Ministerie van Economische Zaken


Wijziging besluit financieel beheer netbeheerders


> Retouradres Postbus 20101 2500 EC Den Haag

Directoraat-Generaal
De Voorzitter van de Tweede Kamer der Staten-Generaal Energie en Telecom
Bureau Directeur Generaal
Binnenhof 4

2513 AA `s-GRAVENHAGE Bezuidenhoutseweg 30
Postbus 20101
2500 EC Den Haag
T 070-3798911 (algemeen)
www.ez.nl
Behandeld door
L.N. den Ouden
T 070 379 64 59
F 070 379 78 41
l.n.denouden@minez.nl
Datum 11 maart 2009

Ons kenmerk
ET/BDG / 9042162
Betreft Wijziging besluit financieel beheer netbeheerders


In het Algemeen Overleg van 17 december jl. heb ik uw Kamer toegezegd
informatie te verschaffen over de huidige solvabiliteit van de energiebedrijven en
over de schulddefinitie zoals die in het Besluit financieel beheer netbeheerder
(hierna: het besluit) wordt gehanteerd.
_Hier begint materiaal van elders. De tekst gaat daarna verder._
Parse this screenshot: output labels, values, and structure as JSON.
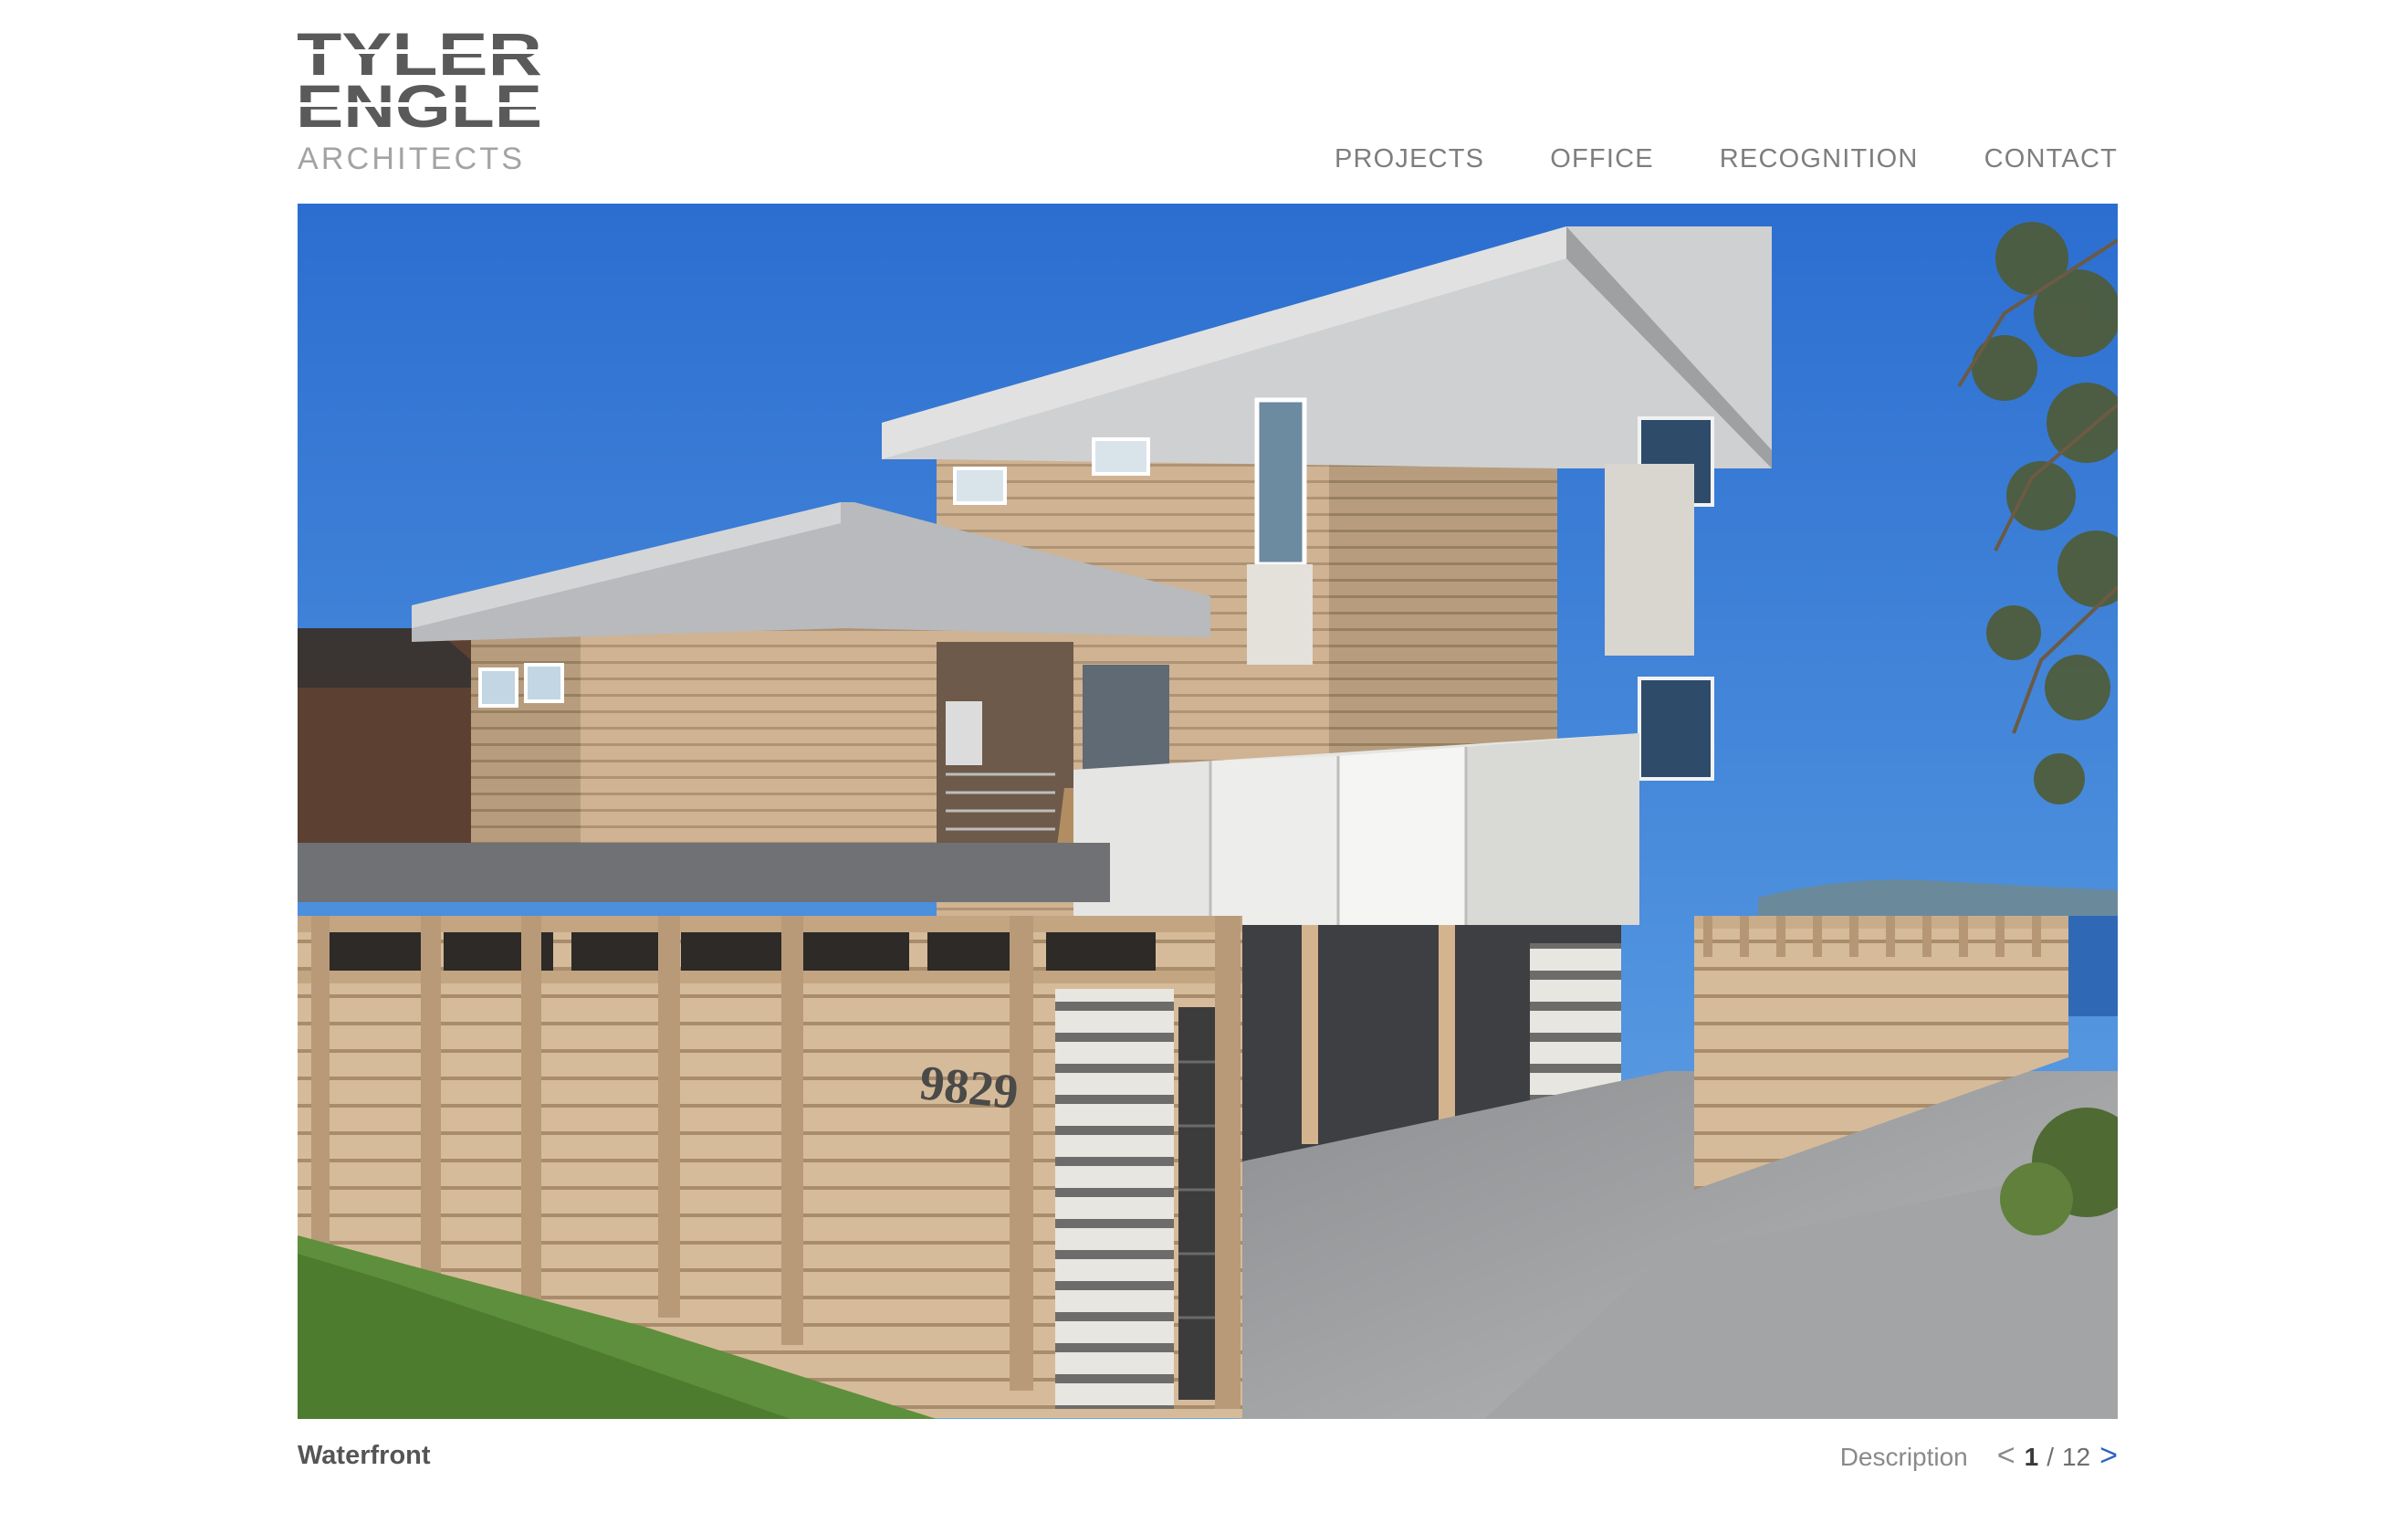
{
  "logo": {
    "line1": "TYLER",
    "line2": "ENGLE",
    "subtitle": "ARCHITECTS"
  },
  "nav": {
    "items": [
      {
        "label": "PROJECTS"
      },
      {
        "label": "OFFICE"
      },
      {
        "label": "RECOGNITION"
      },
      {
        "label": "CONTACT"
      }
    ]
  },
  "hero": {
    "house_number": "9829"
  },
  "caption": {
    "project_title": "Waterfront",
    "description_label": "Description",
    "prev_symbol": "<",
    "next_symbol": ">",
    "current": "1",
    "separator": "/",
    "total": "12"
  },
  "colors": {
    "nav_text": "#7e7e7e",
    "logo_gray": "#a3a3a3",
    "logo_dark": "#555555",
    "next_arrow": "#2b63c4",
    "sky": "#3d7fd0"
  }
}
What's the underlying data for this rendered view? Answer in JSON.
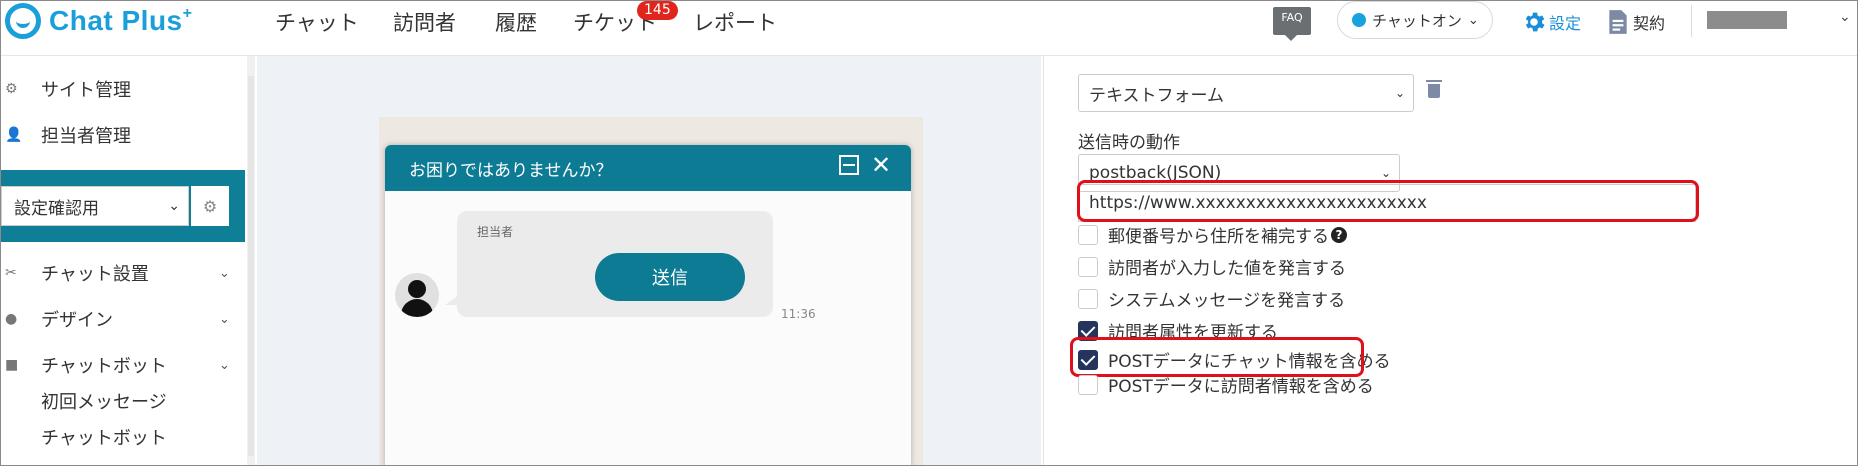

Hierbij voldoe ik aan mijn toezegging. In
voornoemd overleg heb ik aangegeven 40% eigen vermogen als minimumbuffer
te beschouwen bij splitsing en ik heb toegezegd het besluit overeenkomstig aan te
passen. Door middel van deze brief informeer ik u eveneens over de stand van
zaken met betrekking tot de aanpassing van het besluit.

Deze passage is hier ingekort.